Chef Michael Lalewicz’ food is absolutely unparalleled by any eatery within 50 miles. There is a pristine, unencumbered individuality with regard to both the select utilization of ingredients and their integration and presentation. The menu is relatively small, a plus in my opinion, but exhibits broad palate appeal. Take for instance, the eclectic appetizer menu. The Willapa Bay oysters ($11) offered pan-fried (my favorite) or deep fried with a simple aioli represents the simple, classic coastal dish. Thai calamari ($9.50) with crispy julienned won tons and cilantro peanut sauce over spinach and shredded Napa cabbage is one of the most innovative dishes I’ve had in a long time. What a treat to find a break from the traditional that is so successful. Flavors and textures are unexpected yet perfectly balanced. Peruvian mango sea scallops ($10) were astoundingly superb. Three colossal scallops were cooked perfectly; well seared on the top and bottom with good caramelization, and a bit translucent within. The orange mango sauce and bright green herb oil below and sweet, al dente pickled red onion atop provided a symphonic flavor combo as well as a dazzling, colorful presentation – a triumphant dish that worked on all levels. Pimientos en Tomate y Ajo ($8.50), roasted piquillo peppers stuffed with housemade chorizo sausage and baked with a cumin tomato sauce, was wonderfully spicy and rich; perfect for the cold night on which I ate it. Pistachio panko-crusted brie ($10) was fried just right. A golden brown coating with flecks of green contained a perfectly soft, not-quite-melted ripe, creamy mini-wheel of brie. A side of olive tapenade and crusty and soft baguette slices round out this rich starter.

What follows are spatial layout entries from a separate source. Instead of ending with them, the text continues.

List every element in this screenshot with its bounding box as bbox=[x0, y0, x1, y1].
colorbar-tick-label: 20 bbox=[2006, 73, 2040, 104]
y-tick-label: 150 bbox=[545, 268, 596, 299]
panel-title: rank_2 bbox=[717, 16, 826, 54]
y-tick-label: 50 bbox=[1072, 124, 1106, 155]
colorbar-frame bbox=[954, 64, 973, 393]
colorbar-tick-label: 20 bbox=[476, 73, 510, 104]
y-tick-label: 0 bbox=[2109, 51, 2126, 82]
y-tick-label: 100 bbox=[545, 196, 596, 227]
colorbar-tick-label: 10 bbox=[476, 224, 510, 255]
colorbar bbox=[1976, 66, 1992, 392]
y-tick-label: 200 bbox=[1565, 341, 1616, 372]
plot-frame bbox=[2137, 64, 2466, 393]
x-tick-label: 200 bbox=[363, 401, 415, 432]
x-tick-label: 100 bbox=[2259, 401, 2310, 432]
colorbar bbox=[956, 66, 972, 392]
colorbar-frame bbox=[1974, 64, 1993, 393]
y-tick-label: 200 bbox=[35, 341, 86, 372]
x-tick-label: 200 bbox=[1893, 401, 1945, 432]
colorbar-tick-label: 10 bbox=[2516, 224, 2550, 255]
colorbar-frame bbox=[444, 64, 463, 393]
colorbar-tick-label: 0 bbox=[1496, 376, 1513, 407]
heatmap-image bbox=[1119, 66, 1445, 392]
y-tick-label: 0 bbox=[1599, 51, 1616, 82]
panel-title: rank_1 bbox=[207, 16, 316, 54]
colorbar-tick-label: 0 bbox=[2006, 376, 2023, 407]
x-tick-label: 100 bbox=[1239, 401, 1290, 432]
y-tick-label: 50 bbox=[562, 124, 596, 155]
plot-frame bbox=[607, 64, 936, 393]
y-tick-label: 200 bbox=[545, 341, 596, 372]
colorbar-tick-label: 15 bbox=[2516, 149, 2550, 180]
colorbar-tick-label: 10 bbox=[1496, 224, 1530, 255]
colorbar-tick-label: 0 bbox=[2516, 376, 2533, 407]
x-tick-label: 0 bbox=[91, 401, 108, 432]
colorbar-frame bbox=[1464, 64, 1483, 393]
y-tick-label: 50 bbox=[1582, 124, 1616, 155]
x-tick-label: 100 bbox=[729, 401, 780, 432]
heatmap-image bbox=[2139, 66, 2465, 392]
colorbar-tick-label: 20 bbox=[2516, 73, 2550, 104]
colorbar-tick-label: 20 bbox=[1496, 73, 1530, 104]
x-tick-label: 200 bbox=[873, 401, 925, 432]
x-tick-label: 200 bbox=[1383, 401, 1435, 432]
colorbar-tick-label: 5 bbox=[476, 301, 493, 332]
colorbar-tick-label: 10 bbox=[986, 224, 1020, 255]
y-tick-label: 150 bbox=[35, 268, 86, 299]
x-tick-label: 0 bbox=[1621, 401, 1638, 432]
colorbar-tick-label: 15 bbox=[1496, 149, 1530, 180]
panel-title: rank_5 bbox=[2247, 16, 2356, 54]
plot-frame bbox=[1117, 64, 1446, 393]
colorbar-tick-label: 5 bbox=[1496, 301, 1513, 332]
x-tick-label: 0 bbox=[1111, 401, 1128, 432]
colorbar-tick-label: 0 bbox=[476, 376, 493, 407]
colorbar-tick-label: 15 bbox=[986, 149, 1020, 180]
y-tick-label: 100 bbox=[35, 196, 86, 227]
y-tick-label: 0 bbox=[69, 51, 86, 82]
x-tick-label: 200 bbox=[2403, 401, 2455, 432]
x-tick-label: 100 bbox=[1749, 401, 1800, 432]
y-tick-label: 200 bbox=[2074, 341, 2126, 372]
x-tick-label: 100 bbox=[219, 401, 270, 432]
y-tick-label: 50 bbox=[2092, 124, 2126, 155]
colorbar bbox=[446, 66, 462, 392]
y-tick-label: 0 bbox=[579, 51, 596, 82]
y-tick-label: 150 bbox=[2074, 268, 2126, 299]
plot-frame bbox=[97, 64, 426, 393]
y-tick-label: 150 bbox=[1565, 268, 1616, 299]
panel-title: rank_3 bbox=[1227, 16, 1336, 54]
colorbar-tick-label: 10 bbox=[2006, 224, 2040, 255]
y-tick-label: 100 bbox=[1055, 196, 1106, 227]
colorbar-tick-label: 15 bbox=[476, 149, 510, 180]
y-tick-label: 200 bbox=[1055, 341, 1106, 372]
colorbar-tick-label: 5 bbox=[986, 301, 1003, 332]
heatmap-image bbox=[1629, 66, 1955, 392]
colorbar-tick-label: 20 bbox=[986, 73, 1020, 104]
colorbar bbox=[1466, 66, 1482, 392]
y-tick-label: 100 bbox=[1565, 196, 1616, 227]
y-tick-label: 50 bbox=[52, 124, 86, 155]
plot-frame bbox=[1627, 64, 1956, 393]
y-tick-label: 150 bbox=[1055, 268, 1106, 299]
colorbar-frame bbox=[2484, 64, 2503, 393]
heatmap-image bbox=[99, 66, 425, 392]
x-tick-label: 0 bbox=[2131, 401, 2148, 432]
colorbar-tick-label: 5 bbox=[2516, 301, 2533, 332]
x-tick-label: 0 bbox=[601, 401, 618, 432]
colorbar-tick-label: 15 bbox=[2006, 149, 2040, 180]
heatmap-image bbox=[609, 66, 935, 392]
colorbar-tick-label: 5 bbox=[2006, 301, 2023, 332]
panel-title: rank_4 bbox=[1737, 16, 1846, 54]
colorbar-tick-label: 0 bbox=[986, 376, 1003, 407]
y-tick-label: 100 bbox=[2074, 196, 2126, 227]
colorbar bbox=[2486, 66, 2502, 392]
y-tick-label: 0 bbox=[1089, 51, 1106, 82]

Salads are also first-rate, just the right size and brimming with powerful, complementing flavors dressed lightly. The wilted spinach salad ($5) employs Napa cabbage as well as spinach, and is tossed in a warm bacon and crimini mushroom vinaigrette, then topped with feta cheese and candied pecans. It sounds “busy,” but the flavors play quite harmoniously. The standard Depot house greens ($4.50) is a winning combination of mixed greens, candied walnuts, sliced pears, crumbled bleu cheese and a simple vinaigrette.

I recently proclaimed Morris’ Fireside to have the best chowder I’d ever eaten. Now I’ve got a new favorite. The Depot’s chowder ($6.50) is made to order, and every bit as delicious as Morris’, but the leeks and the steamer clams push them over the top. The other soup on the winter menu is Santa Fe Posole ($6.50), a Mexican stew made with hominy, lime juice, tender pork, cilantro and cabbage. Chef Lalewicz spends three days making soup stock the traditional way, pig’s feet and all. The result is quite noteworthy, as I ordered the soup a second time on another visit – a practice I strictly avoid.

For all the amazing eclectic tastes of the starters, I was impressed to find that the entrées demonstrate the same alluring culinary diversity as their predecessors, the same careful attention to detail and judicious utilization of ingredients.

Chicken Provence ($21), a pan-roasted half bird with thyme jus over porcini mushroom and barley risotto with a vegetable medley, was sublime. Perfectly seasoned and cooked chicken, wonderful pan jus, delicate yet al dente risotto, and some of the best green beans I’ve had in years. The Southern Comfort pork ($29), braised pork shoulder with a tangy barbecue sauce containing the titular liqueur, mashed yams, jalapeño creamed corn and maple bacon salsa, was a whirlwind of comforting flavors. I can see why the regulars have demanded this dish remain static throughout the year. A recent fish special of sole picatta over creamy polenta was top-notch. The lemon, garlic and caper butter sauce was the perfect showcase for sole, which can be bland.

Not to be missed are the chef’s desserts. The flourless chocolate torte with whipped cream, caramel sauce and a sheet of ganache protruding like a sail was as beautiful as it was rich and delicious; perfect for sharing. I prefer a less sweet denouement, and found the sorbet duo – blackberry and grilled pineapple on my visit – to be the perfect end. Bravo The Depot! I award you my highest grade.